The image transferred onto the printing paper passes through a high temperature and high pressure fixing unit (not shown), and the developer is fused to the printing paper to fix the image. On the other hand, the undeveloped residual developer on the developing roller 5 is recovered by the supply roller 6 in contact with the developing roller 5. The above process is repeated.

The invention is illustrated in more detail by the following examples.

Example

Example 1

16 g of cyan pigment PB 15: 3 and 4 g of reactive emulsifier BS-10 (commercially available from DAI-ICHI KOGYO) were mixed with 100 g of ultrapure water deoxygenated with ultrapure nitrogen and then mixed in a dispermat milling. A pigment dispersion was prepared by spinning at 5000 RPM for an hour. Monomer mixture of 75 g of styrene, 15 g of butyl acrylate, and 5 g of methacrylic acid; 1 g of Iso Octyl Mercapto Propionate (IOMP), a chain transfer agent; 3 g of macromonomer PEG-MA (100 g total); And 10 g of ester wax as a release agent were mixed by heating. At this time, the heating temperature was heated in the range not to exceed 60 ℃. 1 g of NaCl and 5 g of PEG-MA were dissolved in 500 g of ultrapure water to make an aqueous solution. 50 g of the pigment solution obtained above was diluted in 600 g of ultrapure water and placed in a 1 liter reactor for homogenization using a homogenizer. The homogenization time is 2 minutes and the rotation speed is 7000 Rotation Per Minute (RPM). After homogenization the pigment liquid was stirred at 300 RPM and heated to 80 ° C. When the internal temperature of the reactor reached the appropriate value, an initiator of 1 g of potassium persulfate and 0.5 g of azo amide was added thereto, and the inside of the reactor was purged with nitrogen gas. A monomer mixture of styrene, butyl acrylate, methacrylic acid, and PEG-MA (a ratio of 7: 1.5: 0.5: 1, 100 g) was immediately added to the dropping funnel and slowly added over about 1 hour. At this time, the reaction time was 3 hours, and after 3 hours, Nag 2g was dissolved in 20g of ultrapure water and added dropwise to the reactor. Again 110 g of the monomer mixture in the proportions described above was charged over 1 hour. At this time, the total reaction time was 6 hours, and the reaction was naturally cooled while stirring.
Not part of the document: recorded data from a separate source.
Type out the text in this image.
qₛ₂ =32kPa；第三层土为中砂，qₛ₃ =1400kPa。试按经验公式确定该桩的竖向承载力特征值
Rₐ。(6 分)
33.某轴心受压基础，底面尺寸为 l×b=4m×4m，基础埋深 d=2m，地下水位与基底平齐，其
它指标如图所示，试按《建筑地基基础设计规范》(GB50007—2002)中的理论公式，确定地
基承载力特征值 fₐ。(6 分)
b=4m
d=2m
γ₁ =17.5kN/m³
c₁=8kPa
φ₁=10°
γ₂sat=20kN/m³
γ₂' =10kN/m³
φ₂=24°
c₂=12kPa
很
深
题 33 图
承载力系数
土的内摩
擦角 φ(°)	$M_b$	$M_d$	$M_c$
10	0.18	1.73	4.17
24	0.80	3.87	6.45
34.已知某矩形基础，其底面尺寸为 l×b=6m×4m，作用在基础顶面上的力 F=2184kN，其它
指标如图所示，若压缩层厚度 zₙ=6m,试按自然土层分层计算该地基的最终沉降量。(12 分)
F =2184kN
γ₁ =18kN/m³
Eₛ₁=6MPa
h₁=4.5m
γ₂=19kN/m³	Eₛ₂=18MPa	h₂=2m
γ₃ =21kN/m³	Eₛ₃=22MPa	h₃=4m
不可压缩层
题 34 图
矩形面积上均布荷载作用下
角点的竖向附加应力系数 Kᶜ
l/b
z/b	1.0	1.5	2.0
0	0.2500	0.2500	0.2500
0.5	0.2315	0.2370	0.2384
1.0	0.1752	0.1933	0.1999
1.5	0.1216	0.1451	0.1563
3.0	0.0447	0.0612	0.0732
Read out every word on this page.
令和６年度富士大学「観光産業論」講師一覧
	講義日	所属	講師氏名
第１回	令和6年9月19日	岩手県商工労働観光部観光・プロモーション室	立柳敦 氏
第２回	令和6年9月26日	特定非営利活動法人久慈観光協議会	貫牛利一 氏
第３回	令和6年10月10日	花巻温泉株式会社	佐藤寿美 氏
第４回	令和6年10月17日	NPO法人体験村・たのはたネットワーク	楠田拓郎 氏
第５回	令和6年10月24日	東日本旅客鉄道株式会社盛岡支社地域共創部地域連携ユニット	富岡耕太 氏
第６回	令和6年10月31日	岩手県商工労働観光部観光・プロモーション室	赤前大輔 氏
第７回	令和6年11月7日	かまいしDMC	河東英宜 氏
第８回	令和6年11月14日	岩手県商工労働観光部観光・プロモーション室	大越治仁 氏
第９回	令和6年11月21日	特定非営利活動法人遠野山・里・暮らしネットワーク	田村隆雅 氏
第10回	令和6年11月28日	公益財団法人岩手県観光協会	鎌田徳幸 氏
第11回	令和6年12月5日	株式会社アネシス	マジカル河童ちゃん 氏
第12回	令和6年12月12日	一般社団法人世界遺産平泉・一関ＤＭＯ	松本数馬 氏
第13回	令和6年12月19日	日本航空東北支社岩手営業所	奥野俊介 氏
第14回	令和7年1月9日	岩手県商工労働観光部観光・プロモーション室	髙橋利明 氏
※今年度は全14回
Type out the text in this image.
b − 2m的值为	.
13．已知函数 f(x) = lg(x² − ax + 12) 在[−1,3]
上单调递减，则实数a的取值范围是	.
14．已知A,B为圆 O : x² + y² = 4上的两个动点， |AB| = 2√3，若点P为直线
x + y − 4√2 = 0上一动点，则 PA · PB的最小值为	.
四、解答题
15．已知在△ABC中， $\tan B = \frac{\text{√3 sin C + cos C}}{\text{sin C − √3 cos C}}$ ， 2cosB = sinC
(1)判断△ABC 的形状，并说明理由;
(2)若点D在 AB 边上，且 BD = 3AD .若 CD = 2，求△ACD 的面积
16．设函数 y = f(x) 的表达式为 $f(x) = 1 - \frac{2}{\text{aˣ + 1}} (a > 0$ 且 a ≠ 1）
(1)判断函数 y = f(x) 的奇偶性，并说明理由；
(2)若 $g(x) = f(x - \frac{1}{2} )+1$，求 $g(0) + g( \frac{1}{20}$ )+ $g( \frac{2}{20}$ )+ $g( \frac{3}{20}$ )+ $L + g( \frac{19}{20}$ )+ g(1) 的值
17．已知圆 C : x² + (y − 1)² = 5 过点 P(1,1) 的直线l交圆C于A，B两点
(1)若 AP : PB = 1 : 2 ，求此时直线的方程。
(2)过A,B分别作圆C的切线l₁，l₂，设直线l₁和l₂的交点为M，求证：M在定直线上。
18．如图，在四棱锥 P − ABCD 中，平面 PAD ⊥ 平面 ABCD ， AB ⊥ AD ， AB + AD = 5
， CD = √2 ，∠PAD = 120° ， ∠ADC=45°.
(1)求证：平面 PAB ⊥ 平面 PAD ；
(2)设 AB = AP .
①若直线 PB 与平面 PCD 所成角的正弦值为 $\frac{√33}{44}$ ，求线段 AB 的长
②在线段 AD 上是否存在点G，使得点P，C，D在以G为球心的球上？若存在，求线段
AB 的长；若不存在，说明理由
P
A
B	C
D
The volume average particle diameter of the obtained particles was 5.8 mu m, and the toner shape was an irregular shape.

Example 2

It was carried out in the same manner as in Example 1 except that 2g instead of 1g of the chain transfer agent, 4g instead of 3g of PEG-EA. The volume average particle diameter of the produced particles was 6.5 탆, and the toner was in the shape of an irregular shape and an intermediate shape of potato.

Example 3

It was carried out in the same manner as in Example 1 except that 3g instead of 1g of the chain transfer agent, 5g instead of 3g of PEG-EA. The volume average particle diameter of the produced particles was 6.3 mu m, and the shape of the toner was a potato shape. 1 is a photograph showing the shape of toner particles prepared in a potato shape.

Example 4

It was carried out in the same manner as in Example 1 except that 5g instead of 1g of IOMP, a chain transfer agent, and 5g instead of 3g of PEG-EA. The volume average particle diameter of the produced particles was 6.2 탆, and the shape of the toner was spherical.

Example 5

It was carried out in the same manner as in Example 1 except that 7g instead of 1g of the chain transfer agent, 5g instead of 3g of PEG-EA. The volume average particle diameter of the produced particles was 6.1 mu m, and the shape of the toner was spherical.

Example 6

The same procedure as in Example 1 was conducted except that no chain transfer agent was used. The volume average particle diameter of the produced particles was 6.5 탆, and the shape of the toner was an aggregate.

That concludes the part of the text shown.